[12] La jurisprudence reconnaît que l’identification d’un suspect par témoin oculaire comporte effectivement des risques[2]. Elle peut mener à des erreurs judiciaires en raison de la bonne foi du témoin et la fragilité de la mémoire humaine[3].
[13] La valeur probante de la preuve d’identification ne doit pas se mesurer seulement en fonction de la crédibilité du témoin, mais également de la fiabilité de la preuve[4]. Le juge doit donc tenir compte de l’ensemble des circonstances menant à l’identification[5] ainsi que des éléments de preuve indépendants qui confirment l’identification oculaire[6]. La force probante de la preuve doit être évaluée en fonction de l’ensemble du processus d’identification, lequel culmine par l’identification lors du procès[7].
[14] Dans l’arrêt Mezzo c. La Reine, la juge Wilson dresse une liste non exhaustive des facteurs devant être pris en compte par le juge des faits dans la détermination de la fiabilité objective de la preuve d’identification :
Je ne veux pas laisser entendre que le juge du procès doit dans chaque cas s’en tenir à une classification rigide des facteurs énumérés dans l’arrêt Turnbull. Un critère automatique ne refléterait pas les particularités infinies que peuvent offrir toutes les situations de fait possibles. La mise en garde de l’arrêt Turnbull identifie cependant un certain nombre de facteurs qui peuvent clairement influer sur la qualité de la déposition d’un témoin oculaire : la durée de l’observation, la distance, l’éclairage, les obstacles à la vue, le fait de reconnaître quelqu’un, le temps écoulé entre la première observation et la description donnée ultérieurement aux policiers et les divergences entre cette description et l’aspect physique du prévenu. Il ne fait pas de doute qu’il en existe beaucoup d’autres. La cohérence des descriptions données par le témoin (importante en l’espèce), le degré d’attention qu’il ou elle a porté à l’agresseur et sa lucidité au moment du crime, sa réaction lors des confrontations subséquentes avec le prévenu (importante aussi en l’espèce) en sont quelques-uns qui nous viennent tout de suite à l’esprit.[8]
[Soulignement ajouté]
[15] Lorsqu’elle est saisie d’un appel portant sur la question de l’identification, la Cour tiendra compte des éléments suivants :
- le juge s’est-il mis en garde contre les dangers inhérents à l’identification par témoin oculaire;
- le juge a-t-il tenu compte de cette mise en garde dans son évaluation de la preuve;
- la présence d’éléments susceptibles de confirmer cette identification;
- la nature des observations du témoin oculaire, leur fiabilité et le degré de connaissance de la personne identifiée;
- le moment de l’identification ultérieure et son contexte, comme le renforcement de l’identification à la suite de propos ou d’actes inappropriés de la police.[9]

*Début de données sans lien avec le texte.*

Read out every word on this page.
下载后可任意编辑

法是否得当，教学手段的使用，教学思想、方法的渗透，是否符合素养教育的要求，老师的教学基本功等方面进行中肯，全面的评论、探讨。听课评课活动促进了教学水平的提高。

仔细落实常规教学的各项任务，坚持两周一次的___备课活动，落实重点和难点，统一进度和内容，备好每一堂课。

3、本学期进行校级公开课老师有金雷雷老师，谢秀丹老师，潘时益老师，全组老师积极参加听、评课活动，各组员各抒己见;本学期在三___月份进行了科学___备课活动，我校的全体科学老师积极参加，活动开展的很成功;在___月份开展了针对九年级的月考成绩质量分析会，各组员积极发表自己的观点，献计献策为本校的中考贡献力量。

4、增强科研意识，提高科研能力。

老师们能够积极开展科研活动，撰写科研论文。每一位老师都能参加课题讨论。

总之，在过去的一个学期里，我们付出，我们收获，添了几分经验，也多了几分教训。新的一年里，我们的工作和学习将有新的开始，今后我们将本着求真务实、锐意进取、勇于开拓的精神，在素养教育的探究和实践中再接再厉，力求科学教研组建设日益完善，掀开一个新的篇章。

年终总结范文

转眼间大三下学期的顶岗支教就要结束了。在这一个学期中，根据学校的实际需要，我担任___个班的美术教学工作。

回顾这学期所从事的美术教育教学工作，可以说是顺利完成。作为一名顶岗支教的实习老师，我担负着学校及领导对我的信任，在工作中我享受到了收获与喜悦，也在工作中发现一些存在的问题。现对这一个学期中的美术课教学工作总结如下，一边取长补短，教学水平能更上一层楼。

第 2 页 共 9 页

[16] En l’espèce, le juge n’a commis aucune erreur justifiant notre intervention eu égard à la preuve d’identification.
[17] Dès le départ, le juge s’est expressément mis en garde contre les dangers inhérents à l’identification par témoin oculaire[10]. Les circonstances retenues permettent selon lui de dissiper le danger relié à la preuve d’identification[11]. Son raisonnement tient compte de plusieurs facteurs énumérés dans l’arrêt Mezzo c. La Reine : (1) l’identification est faite par un policier dans le cadre d’une filature, (2) il observe l’appelante pendant un certain temps[12] (3) en concentrant son attention sur elle[13], (4) alors qu’elle se trouve à cinq mètres de distance dans le stationnement de l’épicerie et à courte distance lorsque le véhicule est stationné devant la résidence de Ste-Julie[14]. Le policier procède aux vérifications et obtient la photo de l’appelante dans les heures suivant le dernier contact[15]; il la reconnaît d’emblée et sans hésitation[16]. Au surplus, cette vérification révèle que le véhicule est immatriculé au nom de l’appelante et que le conducteur est son conjoint. Ces éléments de preuve tendent à confirmer que l’appelante était véritablement l’occupante du véhicule. Dans ces circonstances, la fiabilité objective de l’identification était élevée.
[18] Les craintes relatives à l’identification interraciale soulevées par l’appelante ne sont pas fondées. La situation ne se compare pas aux circonstances particulières dans R. c. Le [17] où le témoin d’origine caucasienne avait identifié l’accusé parmi une foule de plusieurs dizaines d’individus d’origine asiatique.